At http://tenkatext.blogspot.com is my new project development blog where you can read the latest about Tenka Text.
I'm in the process of finalizing the object model of frequency lists and improving their performance. This is alpha-stage serious stuff I'm talking about here!
Check http://tenkatext.blogspot.com out to see how Tenka Text now outperforms WordSmith Tools 4!
This version introduces:
1) frequency listing for word clusters
2) an updated grid control(widget) in WordLister
3) sub-gui level support for keyness calculations
Browse http://tenkatext.sourceforge.net/tp2/ for the first application of keyness calculations introduced in this version.
Source files are now stored in the project svn repository. Corresponding SVN revision: 17
Word lists now calculate standardized token/type ratios. Several concordancing related bugfixes.
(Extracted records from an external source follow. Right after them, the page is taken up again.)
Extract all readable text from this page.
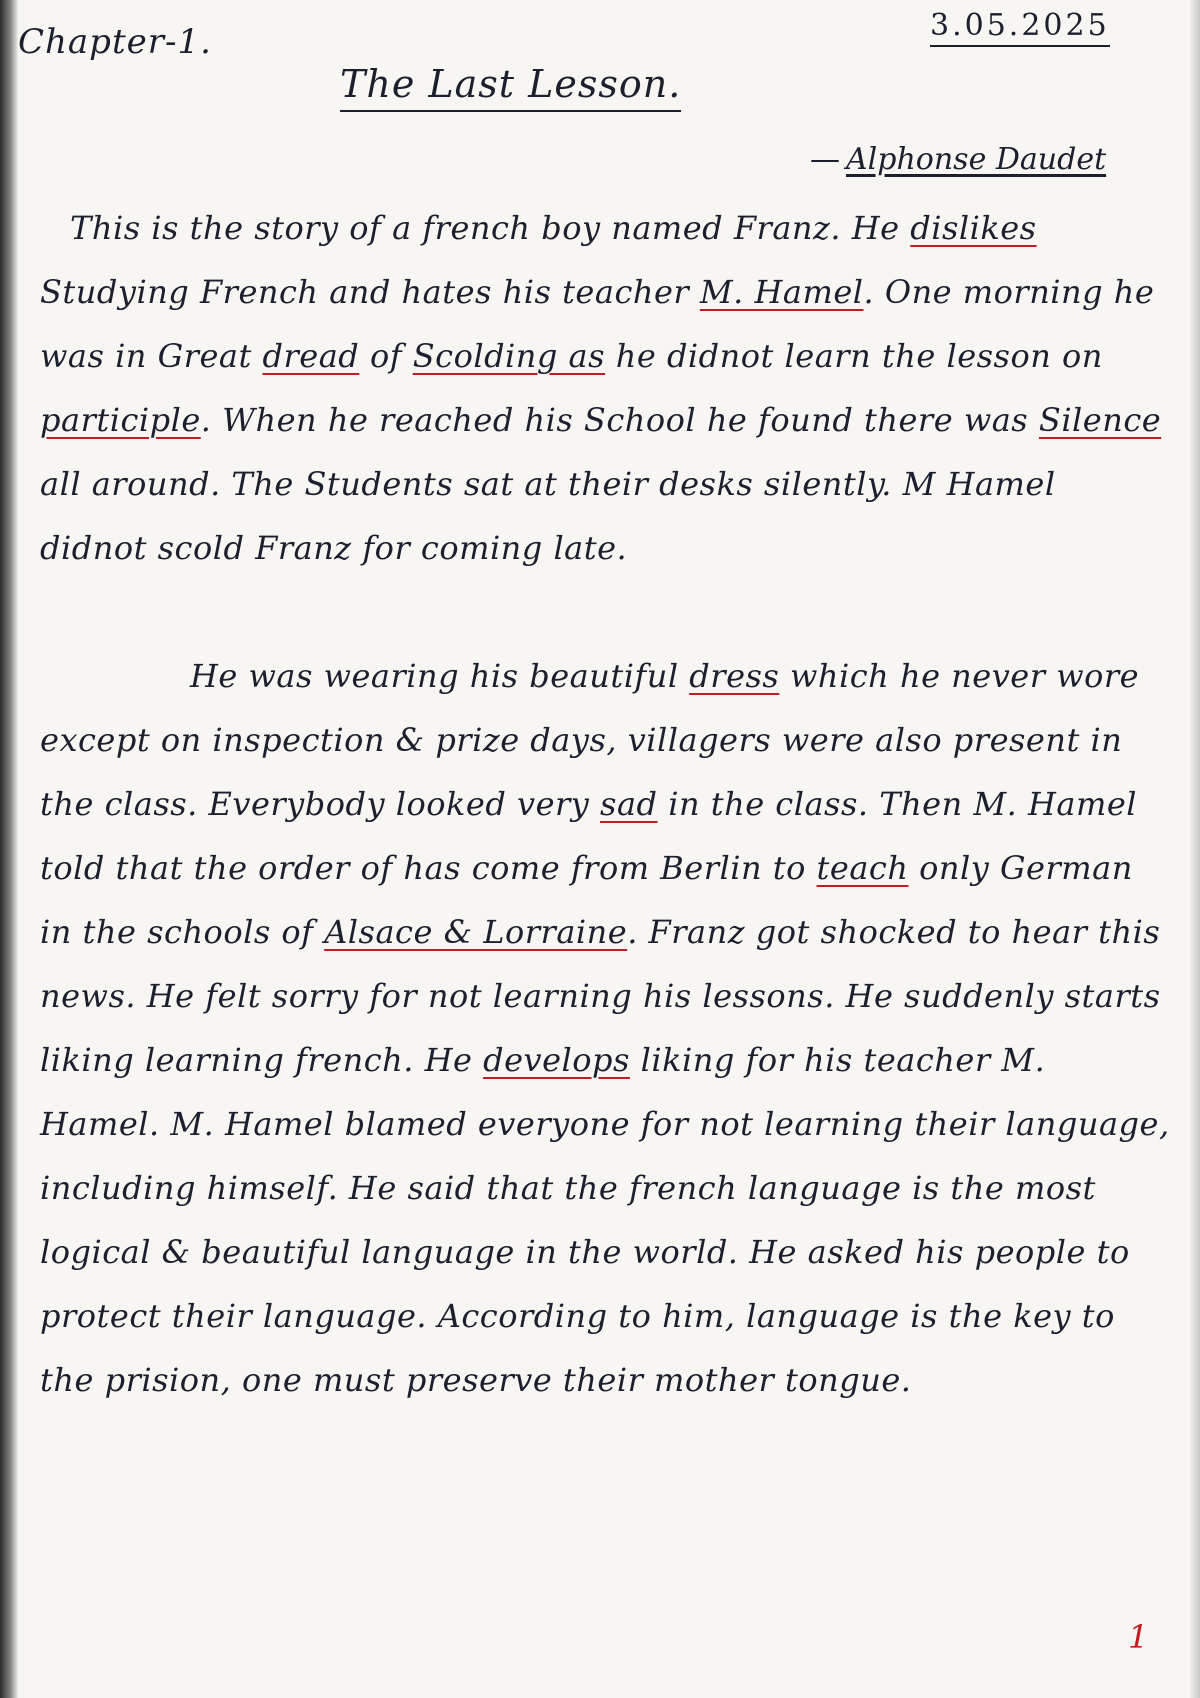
Chapter-1.	3.05.2025
The Last Lesson.
— Alphonse Daudet

This is the story of a french boy named Franz. He dislikes Studying French and hates his teacher M. Hamel. One morning he was in Great dread of Scolding as he didnot learn the lesson on participle. When he reached his School he found there was Silence all around. The Students sat at their desks silently. M Hamel didnot scold Franz for coming late.

He was wearing his beautiful dress which he never wore except on inspection & prize days, villagers were also present in the class. Everybody looked very sad in the class. Then M. Hamel told that the order of has come from Berlin to teach only German in the schools of Alsace & Lorraine. Franz got shocked to hear this news. He felt sorry for not learning his lessons. He suddenly starts liking learning french. He develops liking for his teacher M. Hamel. M. Hamel blamed everyone for not learning their language, including himself. He said that the french language is the most logical & beautiful language in the world. He asked his people to protect their language. According to him, language is the key to the prision, one must preserve their mother tongue.

1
WordLister tool now available for use! :) See it in action at the project homepage: http://tenkatext.sourceforge.net
Now it is possible to do batch word listing! Check the command "Test WordLister" under the new "Pre-alpha Test" menu. See it in action: http://tenkatext.sourceforge.net/screens/
I have improved the concordancing performance at sub-interface level. Currently looking for a reliable open-source control to replace the DataGridView of Windows Forms.
I have made a great discovery today: Tenka Text Class Libraries run on any OS on which Mono is installed!
See it running on Linux for yourselves: http://tenkatext.sourceforge.net/screens/
The open-source corpus analysis software Tenka Text has been released for the first time. It rivals WordSmith Tools from Mike Scott.